At the same time, Nord Stream 2 says it appealed the DEA’s decision on April 17 “as we consider its request for a third permitting and consultation procedure disproportionate and illegal”. Meanwhile, the company has continued building the pipeline, and reports the route is half-completed, with 1,200km already completed on the twin lines.
The new route passes outside Danish territorial waters and stretches within the exclusive economic zone (EEZ) of Denmark to the south-east of Bornholm Island. Key to the request to consider this route was the imminent final settlement of a decades-old territorial dispute between Denmark and Poland.
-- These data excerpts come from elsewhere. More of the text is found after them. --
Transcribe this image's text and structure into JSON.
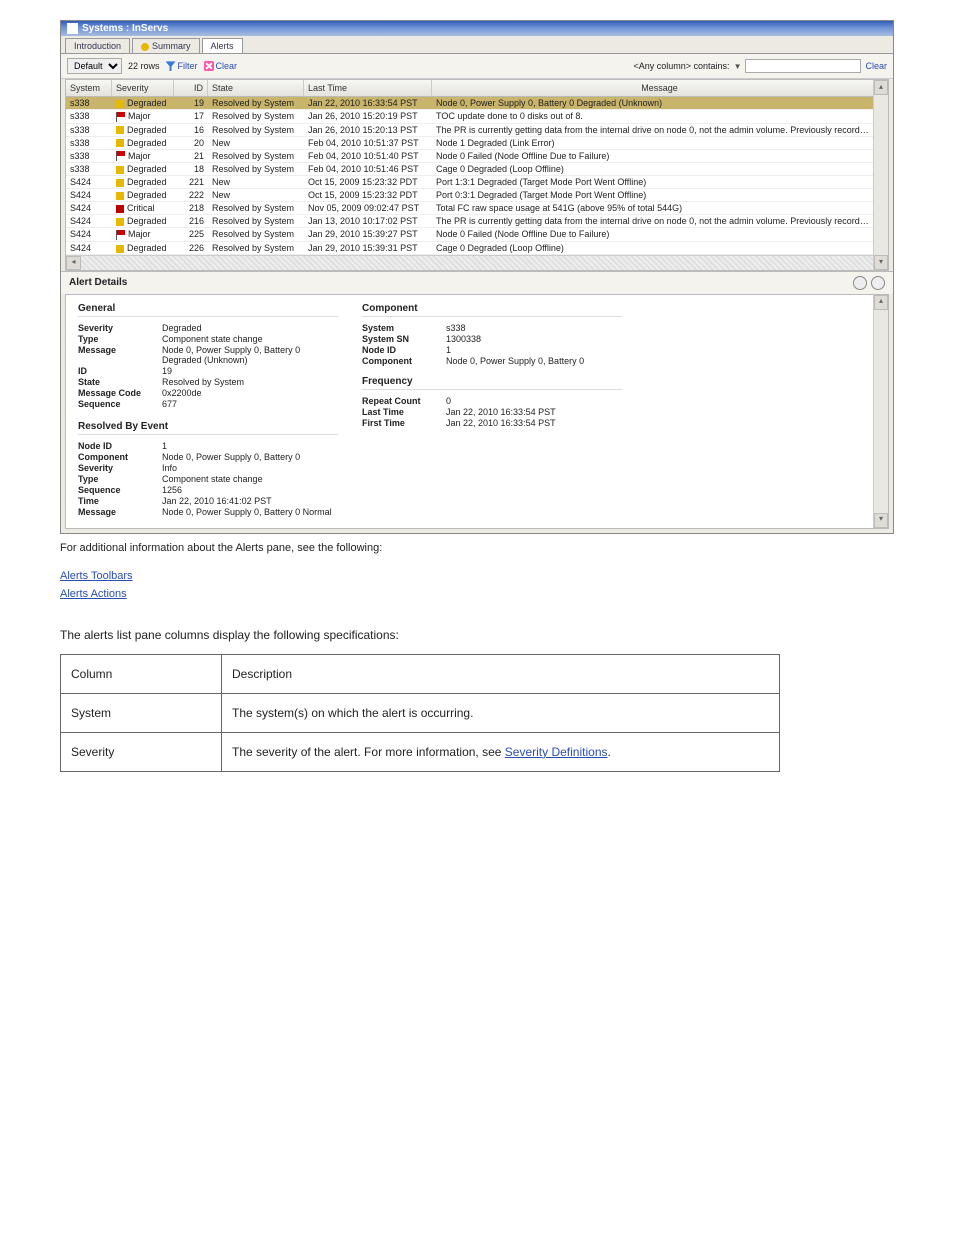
{
  "figure": {
    "titlebar": "Systems : InServs",
    "tabs": {
      "intro": "Introduction",
      "summary": "Summary",
      "alerts": "Alerts"
    },
    "toolbar": {
      "filter_default": "Default",
      "row_count": "22 rows",
      "filter": "Filter",
      "clear_tb": "Clear",
      "any_column": "<Any column> contains:",
      "clear_link": "Clear"
    },
    "columns": {
      "system": "System",
      "severity": "Severity",
      "id": "ID",
      "state": "State",
      "lasttime": "Last Time",
      "message": "Message"
    },
    "rows": [
      {
        "sys": "s338",
        "sev": "Degraded",
        "sico": "deg",
        "id": "19",
        "state": "Resolved by System",
        "time": "Jan 22, 2010 16:33:54 PST",
        "msg": "Node 0, Power Supply 0, Battery 0 Degraded (Unknown)",
        "sel": true
      },
      {
        "sys": "s338",
        "sev": "Major",
        "sico": "maj",
        "id": "17",
        "state": "Resolved by System",
        "time": "Jan 26, 2010 15:20:19 PST",
        "msg": "TOC update done to 0 disks out of 8."
      },
      {
        "sys": "s338",
        "sev": "Degraded",
        "sico": "deg",
        "id": "16",
        "state": "Resolved by System",
        "time": "Jan 26, 2010 15:20:13 PST",
        "msg": "The PR is currently getting data from the internal drive on node 0, not the admin volume. Previously recorded alerts will not be"
      },
      {
        "sys": "s338",
        "sev": "Degraded",
        "sico": "deg",
        "id": "20",
        "state": "New",
        "time": "Feb 04, 2010 10:51:37 PST",
        "msg": "Node 1 Degraded (Link Error)"
      },
      {
        "sys": "s338",
        "sev": "Major",
        "sico": "maj",
        "id": "21",
        "state": "Resolved by System",
        "time": "Feb 04, 2010 10:51:40 PST",
        "msg": "Node 0 Failed (Node Offline Due to Failure)"
      },
      {
        "sys": "s338",
        "sev": "Degraded",
        "sico": "deg",
        "id": "18",
        "state": "Resolved by System",
        "time": "Feb 04, 2010 10:51:46 PST",
        "msg": "Cage 0 Degraded (Loop Offline)"
      },
      {
        "sys": "S424",
        "sev": "Degraded",
        "sico": "deg",
        "id": "221",
        "state": "New",
        "time": "Oct 15, 2009 15:23:32 PDT",
        "msg": "Port 1:3:1 Degraded (Target Mode Port Went Offline)"
      },
      {
        "sys": "S424",
        "sev": "Degraded",
        "sico": "deg",
        "id": "222",
        "state": "New",
        "time": "Oct 15, 2009 15:23:32 PDT",
        "msg": "Port 0:3:1 Degraded (Target Mode Port Went Offline)"
      },
      {
        "sys": "S424",
        "sev": "Critical",
        "sico": "crit",
        "id": "218",
        "state": "Resolved by System",
        "time": "Nov 05, 2009 09:02:47 PST",
        "msg": "Total FC raw space usage at 541G (above 95% of total 544G)"
      },
      {
        "sys": "S424",
        "sev": "Degraded",
        "sico": "deg",
        "id": "216",
        "state": "Resolved by System",
        "time": "Jan 13, 2010 10:17:02 PST",
        "msg": "The PR is currently getting data from the internal drive on node 0, not the admin volume. Previously recorded alerts will not be"
      },
      {
        "sys": "S424",
        "sev": "Major",
        "sico": "maj",
        "id": "225",
        "state": "Resolved by System",
        "time": "Jan 29, 2010 15:39:27 PST",
        "msg": "Node 0 Failed (Node Offline Due to Failure)"
      },
      {
        "sys": "S424",
        "sev": "Degraded",
        "sico": "deg",
        "id": "226",
        "state": "Resolved by System",
        "time": "Jan 29, 2010 15:39:31 PST",
        "msg": "Cage 0 Degraded (Loop Offline)"
      }
    ],
    "details_header": "Alert Details",
    "general": {
      "title": "General",
      "severity_k": "Severity",
      "severity_v": "Degraded",
      "type_k": "Type",
      "type_v": "Component state change",
      "message_k": "Message",
      "message_v": "Node 0, Power Supply 0, Battery 0 Degraded (Unknown)",
      "id_k": "ID",
      "id_v": "19",
      "state_k": "State",
      "state_v": "Resolved by System",
      "code_k": "Message Code",
      "code_v": "0x2200de",
      "seq_k": "Sequence",
      "seq_v": "677"
    },
    "component": {
      "title": "Component",
      "system_k": "System",
      "system_v": "s338",
      "sn_k": "System SN",
      "sn_v": "1300338",
      "node_k": "Node ID",
      "node_v": "1",
      "comp_k": "Component",
      "comp_v": "Node 0, Power Supply 0, Battery 0",
      "freq_title": "Frequency",
      "rc_k": "Repeat Count",
      "rc_v": "0",
      "lt_k": "Last Time",
      "lt_v": "Jan 22, 2010 16:33:54 PST",
      "ft_k": "First Time",
      "ft_v": "Jan 22, 2010 16:33:54 PST"
    },
    "resolved": {
      "title": "Resolved By Event",
      "node_k": "Node ID",
      "node_v": "1",
      "comp_k": "Component",
      "comp_v": "Node 0, Power Supply 0, Battery 0",
      "sev_k": "Severity",
      "sev_v": "Info",
      "type_k": "Type",
      "type_v": "Component state change",
      "seq_k": "Sequence",
      "seq_v": "1256",
      "time_k": "Time",
      "time_v": "Jan 22, 2010 16:41:02 PST",
      "msg_k": "Message",
      "msg_v": "Node 0, Power Supply 0, Battery 0 Normal"
    }
  },
  "caption": "For additional information about the Alerts pane, see the following:",
  "toc": {
    "l1": "Alerts Toolbars",
    "l2": "Alerts Actions"
  },
  "spec": {
    "intro": "The alerts list pane columns display the following specifications:",
    "rows": [
      {
        "c1": "Column",
        "c2": "Description"
      },
      {
        "c1": "System",
        "c2": "The system(s) on which the alert is occurring."
      },
      {
        "c1": "Severity",
        "c2_prefix": "The severity of the alert. For more information, see ",
        "c2_link": "Severity Definitions",
        "c2_suffix": "."
      }
    ]
  }
}
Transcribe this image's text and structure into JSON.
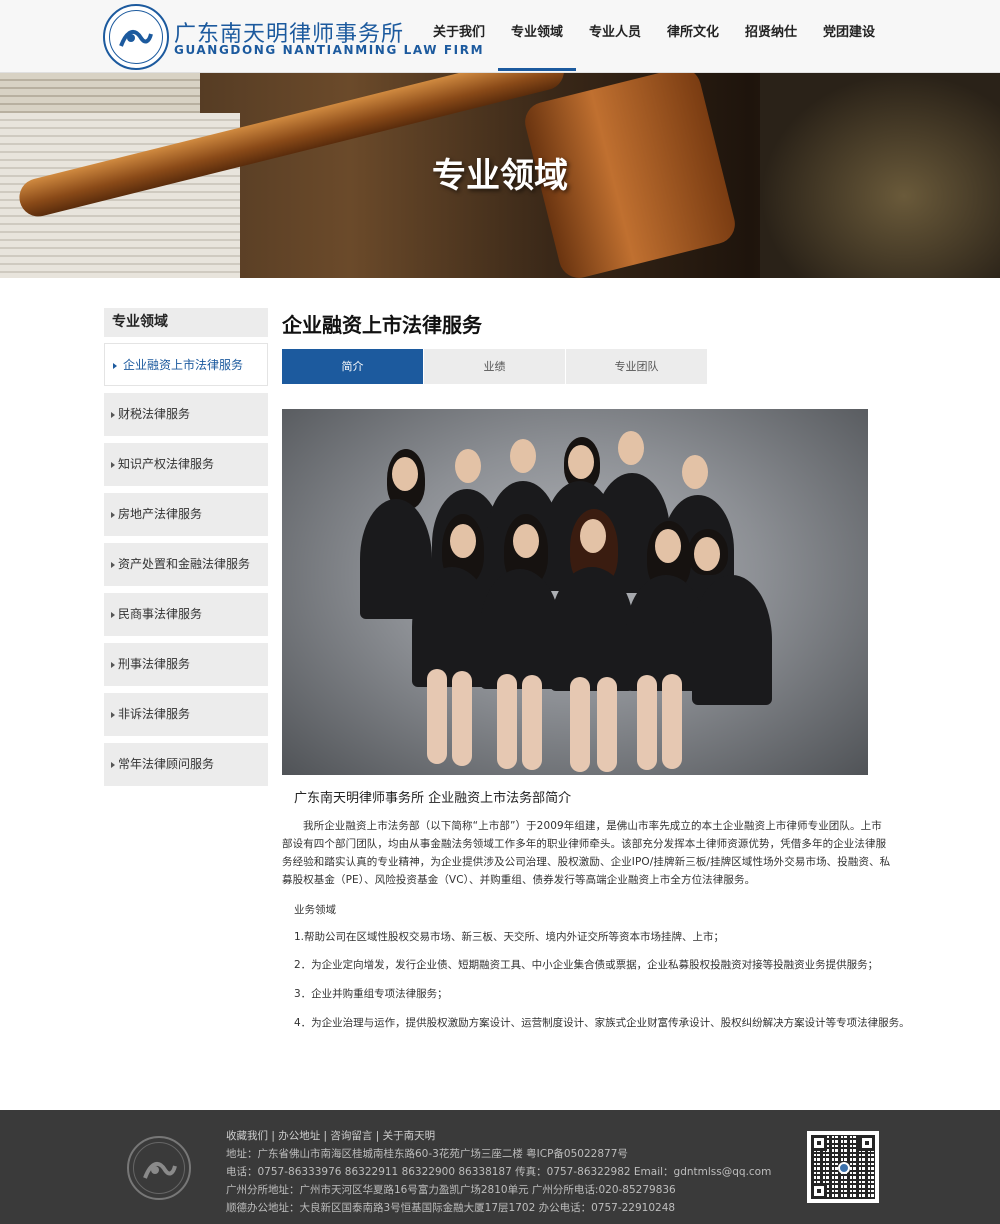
{
  "header": {
    "brand_cn": "广东南天明律师事务所",
    "brand_en": "GUANGDONG NANTIANMING LAW FIRM",
    "nav": [
      "关于我们",
      "专业领域",
      "专业人员",
      "律所文化",
      "招贤纳仕",
      "党团建设"
    ],
    "active_nav": "专业领域"
  },
  "banner": {
    "title": "专业领域"
  },
  "sidebar": {
    "title": "专业领域",
    "items": [
      "企业融资上市法律服务",
      "财税法律服务",
      "知识产权法律服务",
      "房地产法律服务",
      "资产处置和金融法律服务",
      "民商事法律服务",
      "刑事法律服务",
      "非诉法律服务",
      "常年法律顾问服务"
    ],
    "active": "企业融资上市法律服务"
  },
  "main": {
    "title": "企业融资上市法律服务",
    "tabs": [
      "简介",
      "业绩",
      "专业团队"
    ],
    "active_tab": "简介",
    "subtitle": "广东南天明律师事务所 企业融资上市法务部简介",
    "intro": "我所企业融资上市法务部（以下简称“上市部”）于2009年组建，是佛山市率先成立的本土企业融资上市律师专业团队。上市部设有四个部门团队，均由从事金融法务领域工作多年的职业律师牵头。该部充分发挥本土律师资源优势，凭借多年的企业法律服务经验和踏实认真的专业精神，为企业提供涉及公司治理、股权激励、企业IPO/挂牌新三板/挂牌区域性场外交易市场、投融资、私募股权基金（PE）、风险投资基金（VC）、并购重组、债券发行等高端企业融资上市全方位法律服务。",
    "biz_heading": "业务领域",
    "biz_items": [
      "1.帮助公司在区域性股权交易市场、新三板、天交所、境内外证交所等资本市场挂牌、上市；",
      "2．为企业定向增发，发行企业债、短期融资工具、中小企业集合债或票据，企业私募股权投融资对接等投融资业务提供服务；",
      "3．企业并购重组专项法律服务；",
      "4．为企业治理与运作，提供股权激励方案设计、运营制度设计、家族式企业财富传承设计、股权纠纷解决方案设计等专项法律服务。"
    ]
  },
  "footer": {
    "links": "收藏我们 | 办公地址 | 咨询留言 | 关于南天明",
    "lines": [
      "地址：广东省佛山市南海区桂城南桂东路60-3花苑广场三座二楼 粤ICP备05022877号",
      "电话：0757-86333976 86322911 86322900 86338187   传真：0757-86322982 Email：gdntmlss@qq.com",
      "广州分所地址：广州市天河区华夏路16号富力盈凯广场2810单元 广州分所电话:020-85279836",
      "顺德办公地址：大良新区国泰南路3号恒基国际金融大厦17层1702 办公电话：0757-22910248"
    ]
  },
  "colors": {
    "accent": "#1c5a9e",
    "footer_bg": "#3a3a3a",
    "sidebar_bg": "#ececec"
  }
}
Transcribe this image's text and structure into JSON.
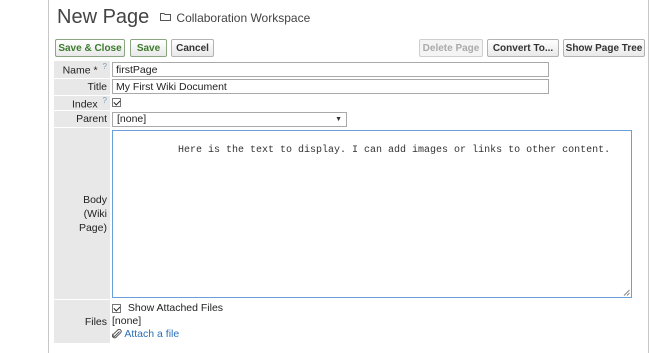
{
  "header": {
    "title": "New Page",
    "workspace": "Collaboration Workspace"
  },
  "toolbar": {
    "save_close": "Save & Close",
    "save": "Save",
    "cancel": "Cancel",
    "delete_page": "Delete Page",
    "convert_to": "Convert To...",
    "show_page_tree": "Show Page Tree"
  },
  "form": {
    "name_label": "Name",
    "name_required": "*",
    "help_mark": "?",
    "name_value": "firstPage",
    "title_label": "Title",
    "title_value": "My First Wiki Document",
    "index_label": "Index",
    "index_checked": true,
    "parent_label": "Parent",
    "parent_value": "[none]",
    "body_label_line1": "Body",
    "body_label_line2": "(Wiki",
    "body_label_line3": "Page)",
    "body_value": "Here is the text to display. I can add images or links to other content.",
    "files_label": "Files",
    "show_attached_label": "Show Attached Files",
    "show_attached_checked": true,
    "files_value": "[none]",
    "attach_link": "Attach a file"
  },
  "colors": {
    "green_button_text": "#3d7a2d",
    "label_bg": "#e8e8e8",
    "body_border": "#6aa0d8",
    "link": "#2a6fb8"
  }
}
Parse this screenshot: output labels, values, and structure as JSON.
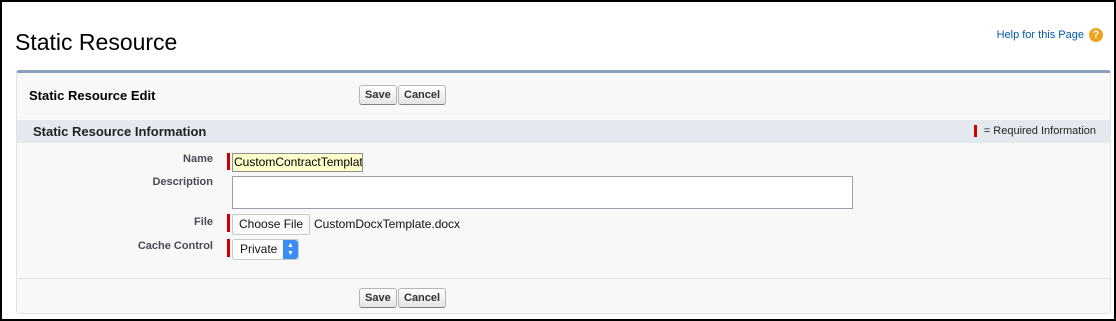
{
  "page": {
    "title": "Static Resource",
    "help_link": "Help for this Page",
    "help_icon": "question-icon"
  },
  "edit_panel": {
    "title": "Static Resource Edit",
    "save_label": "Save",
    "cancel_label": "Cancel"
  },
  "section": {
    "title": "Static Resource Information",
    "required_legend": "= Required Information"
  },
  "fields": {
    "name": {
      "label": "Name",
      "value": "CustomContractTemplat",
      "required": true
    },
    "description": {
      "label": "Description",
      "value": "",
      "required": false
    },
    "file": {
      "label": "File",
      "button_label": "Choose File",
      "file_name": "CustomDocxTemplate.docx",
      "required": true
    },
    "cache_control": {
      "label": "Cache Control",
      "selected": "Private",
      "required": true
    }
  },
  "footer": {
    "save_label": "Save",
    "cancel_label": "Cancel"
  },
  "colors": {
    "required_marker": "#cc0000",
    "link": "#015ba7",
    "section_bar": "#e3e9ef",
    "panel_top_border": "#8a9ebe",
    "help_icon": "#f0a21b",
    "select_arrows": "#3d8cf5",
    "name_field_bg": "#ffffcc"
  }
}
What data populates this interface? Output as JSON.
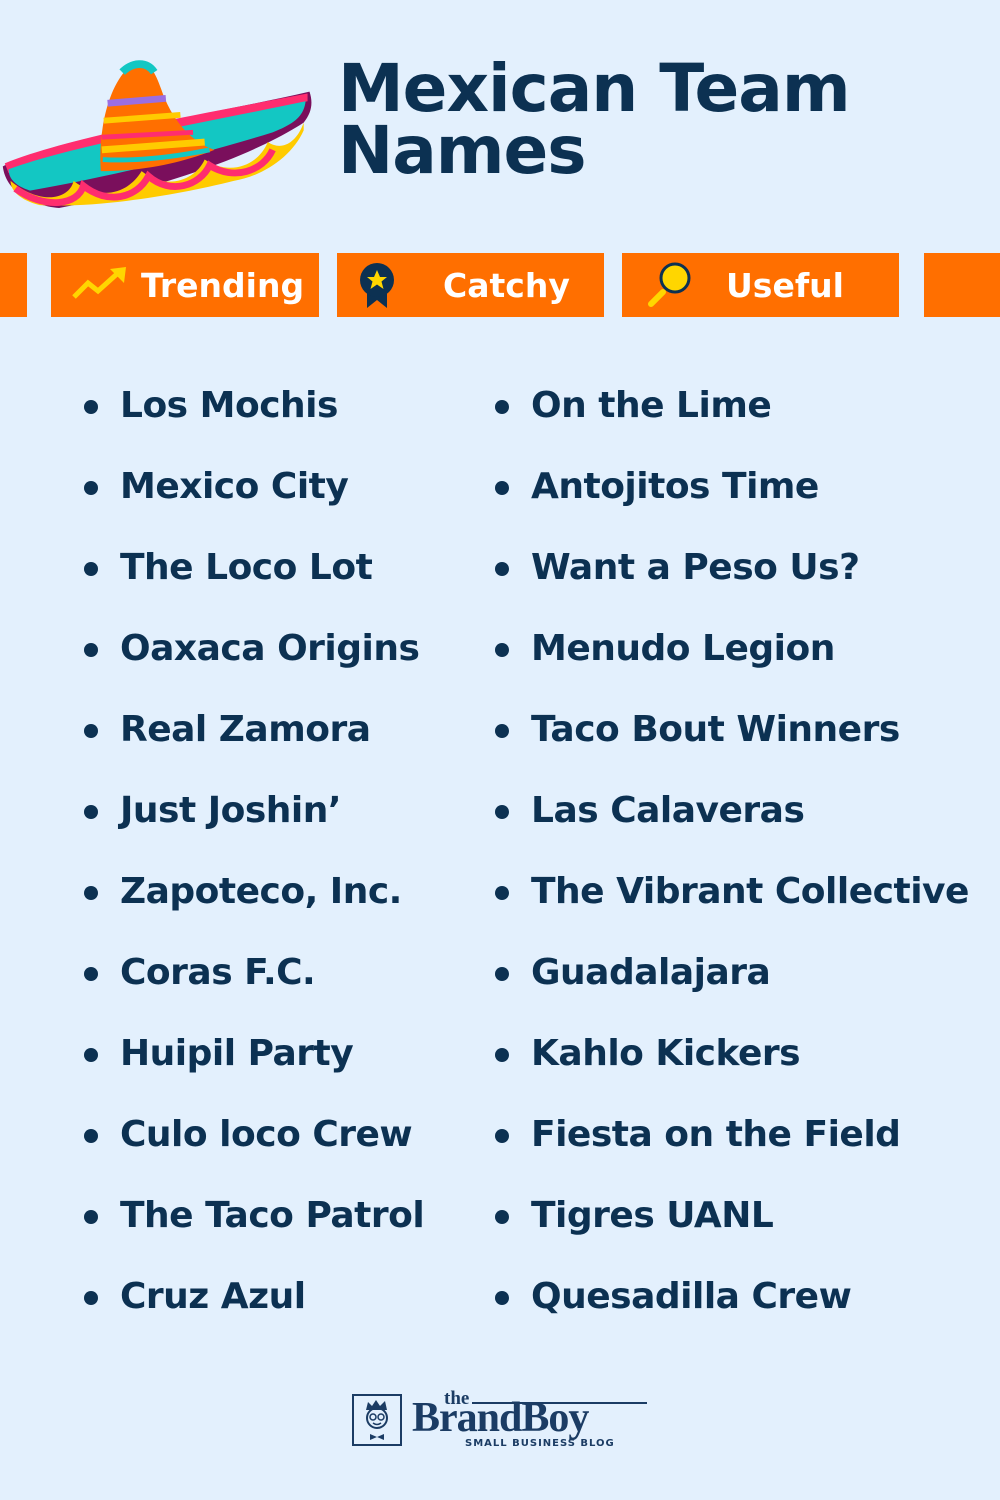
{
  "header": {
    "title_line1": "Mexican Team",
    "title_line2": "Names"
  },
  "tags": [
    {
      "label": "Trending",
      "icon": "trending-up-icon"
    },
    {
      "label": "Catchy",
      "icon": "award-ribbon-icon"
    },
    {
      "label": "Useful",
      "icon": "magnifier-icon"
    }
  ],
  "colors": {
    "background": "#e3f0fd",
    "text": "#0c3152",
    "tag_background": "#ff6f00",
    "tag_text": "#ffffff",
    "icon_yellow": "#ffd600"
  },
  "names": {
    "left": [
      "Los Mochis",
      "Mexico City",
      "The Loco Lot",
      "Oaxaca Origins",
      "Real Zamora",
      "Just Joshin’",
      "Zapoteco, Inc.",
      "Coras F.C.",
      "Huipil Party",
      "Culo loco Crew",
      "The Taco Patrol",
      "Cruz Azul"
    ],
    "right": [
      "On the Lime",
      "Antojitos Time",
      "Want a Peso Us?",
      "Menudo Legion",
      "Taco Bout Winners",
      "Las Calaveras",
      "The Vibrant Collective",
      "Guadalajara",
      "Kahlo Kickers",
      "Fiesta on the Field",
      "Tigres UANL",
      "Quesadilla Crew"
    ]
  },
  "footer": {
    "logo_the": "the",
    "logo_brand": "BrandBoy",
    "logo_tagline": "SMALL BUSINESS BLOG"
  }
}
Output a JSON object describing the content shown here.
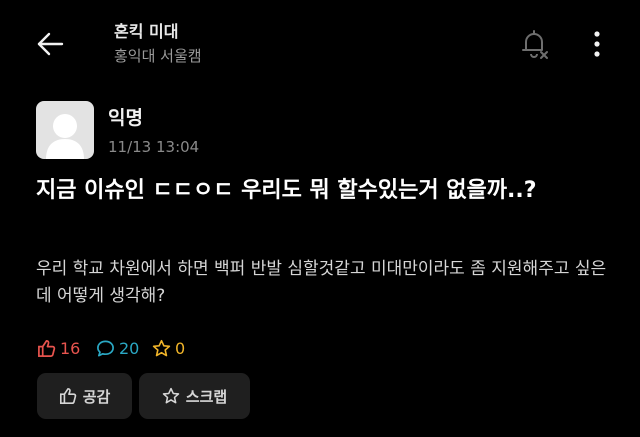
{
  "header": {
    "title": "혼킥 미대",
    "subtitle": "홍익대 서울캠",
    "icons": {
      "back": "arrow-left-icon",
      "notification": "bell-off-icon",
      "more": "more-vertical-icon"
    }
  },
  "post": {
    "author": "익명",
    "timestamp": "11/13 13:04",
    "title": "지금 이슈인 ㄷㄷㅇㄷ 우리도 뭐 할수있는거 없을까..?",
    "body": "우리 학교 차원에서 하면 백퍼 반발 심할것같고 미대만이라도 좀 지원해주고 싶은데 어떻게 생각해?",
    "stats": {
      "likes": "16",
      "comments": "20",
      "scraps": "0"
    }
  },
  "actions": {
    "like_label": "공감",
    "scrap_label": "스크랩"
  },
  "colors": {
    "background": "#000000",
    "like": "#e8544e",
    "comment": "#2aa8c4",
    "scrap": "#f0b429",
    "button_bg": "#1f1f1f"
  }
}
The first permit applied for by Nord Stream 2 in April 2017 is based on the existing Nord Stream 1 pipeline and crosses Danish territorial waters. The second application, applied for in August 2018, is an alternative route in Danish EEZ passing north-west of Bornholm. At that time, the company claims, the north-western route was the environmentally preferred route.
Nord Stream 2 faces stiff opposition from some quarters of the EU, with the likes of Poland insisting the project will increase dependence on Russian gas - particularly in central and eastern Europe - and therefore the Kremlin’s political leverage. It also threatens to help halt the transit of gas exports to the EU through Ukraine, cutting off vital revenue for Kyiv. However, Russia and German say the project is purely commercial, and is needed to ensure import volumes as European gas demand rises.
Seeking to boost its exports of LNG to Europe, the US has now taken up the role of Nord Stream 2’s main opponent. Washington has previously threatened sanctions against the European partners helping to finance the Gazprom-led project: Uniper, Engie, Shell, OMV, and Wintershall. A bill due to be introduced to the US senate threatens to sanction any company helping to lay the pipeline under the Baltic Sea.